O relato das memórias desse Cavalcanti mostra um fato social hoje estudado por vários sociólogos: a crescente urbanização do Brasil e em conseqüência a "desruralização" da antiga aristocracia feudal ocorridos a partir de meados do século XIX. Félix Cavalcanti e seus irmãos perderam o engenho com a morte do pai e foram forçados a mudar-se para a cidade a procura de melhores recursos para suas famílias, aliás muito numerosas e de muitos filhos. Em Recife, consegue se manter com um modesto emprego na Santa Casa: “De Félix se pode dizer sem exagero que, dentro da sua modéstia de empregado da Santa Casa, conseguiu conservar, além da nobreza da família, a chamada nobreza moral tão dificilmente preservada em meios urbanos por indivíduos vindos de áreas rurais”.
Assim, Félix Cavalcanti é modelo de um grupo de pessoas que tiveram que abandonar a vida rural pela da cidade, gente que se havia enobrecido pela atividade campestre, com semelhança ao feudalismo europeu, mas que repentinamente se acharam empobrecidas e se viram forçadas a enfrentar a dura vida da cidade.
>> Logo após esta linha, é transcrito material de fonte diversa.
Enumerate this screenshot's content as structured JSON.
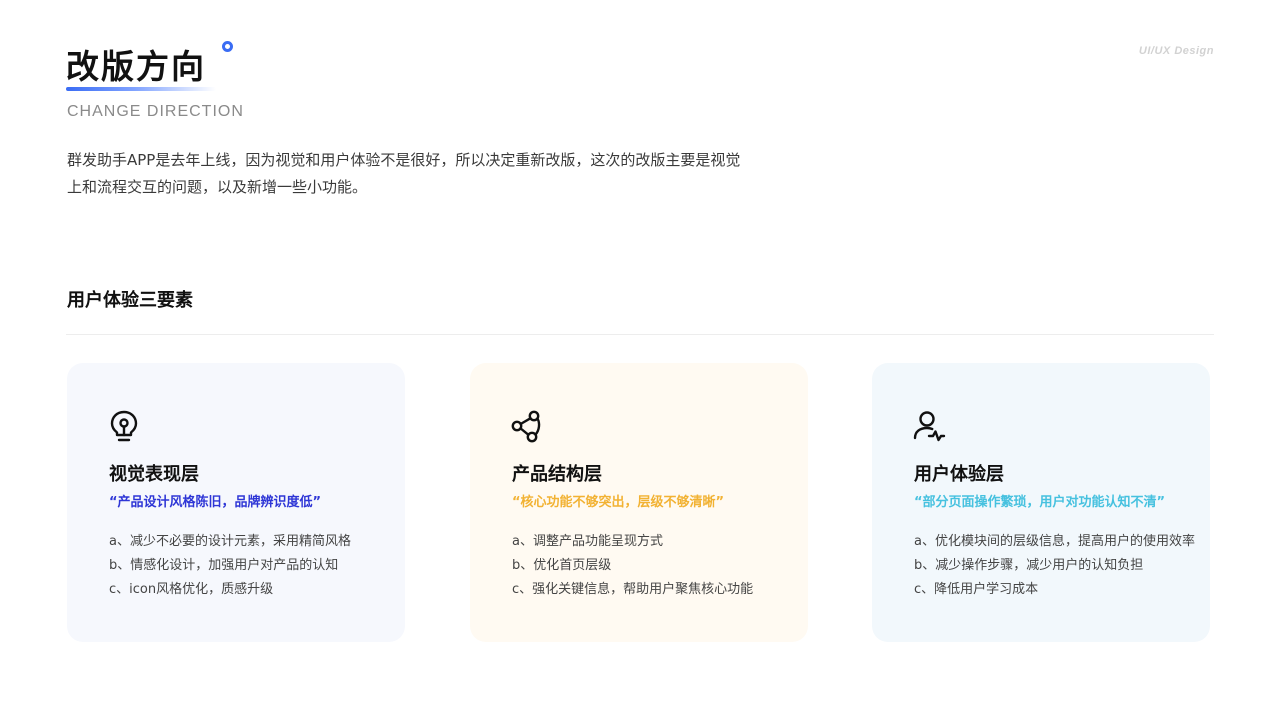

O velho Félix também possuía muita bondade
Em suas memórias Félix Cavalcanti conta como era sua vida particular e de família. Registrou que quando passava pelas ruas de Recife e ouvia gritos de escravos pedindo ajuda, às vezes maltratados por algum senhor desalmado, ele imediatamente interferia, pedia misericórdia para o pobre coitado. Era comum os senhores de escravos atenderem a tais pedidos feitos por “gente distinta”, como o era Félix Cavalcanti.
Em outra oportunidade, ficou bastante sensibilizado com o pedido de ajuda que alguém lhe fez, e o velho Félix viu-se na obrigação de fazer uma coisa de que não gostava, mas o fez para ajudar alguém: teve que pedir a um filho interferência para conseguir emprego para uma pessoa. O caso marcou tanto sua vida que ele dedica várias páginas de suas memórias o contando.
Um dos momentos em que ele foi mais chamado a praticar suas virtudes foi por ocasião da peste do “colera morbus”, que vitimou a cidade de Recife a partir de janeiro de 1854. Segundo Félix Cavalcanti, “A morte ameaçando a todos, os cadáveres ficavam insepultos, a cidade entregue à desolação”. E mais adiante: “Via-se com uma mistura de dor e de indiferença morrer o amigo, o pai, o filho e o esposo, e a sensibilidade já adormecida não manifestava o pesar intenso que a todos devia dilacerar”. Houve dia em que falecerem 120, mortandade espantosa numa cidade que contava na época com 6 mil habitantes.
E Félix Cavalcanti se redobrava em cuidados, pois trabalhava na Santa Casa onde os moribundos eram atendidos e faleciam. Certa feita deixaram com ele uma mulher dizendo que havia morrido e que providenciasse o enterro. Logo ele verificou que a mulher ainda vivia, conseguiu reanimá-la e, medicando-a, salvou-a.
Eis aí mais um exemplo de bondade que precisamos conhecer e praticar. O Sr. Batista não chegou a tanto, mas certamente se estivesse numa posição semelhante à do velho Félix teria feito o mesmo, pois esta bondade é própria do sentimento cristão que em nós nasce com o batismo e cresce com a prática dos chamados "conselhos evangélicos", deixados por Nosso Senhor Jesus Cristo para que todo cristão possa atingir a perfeição na prática do Bem.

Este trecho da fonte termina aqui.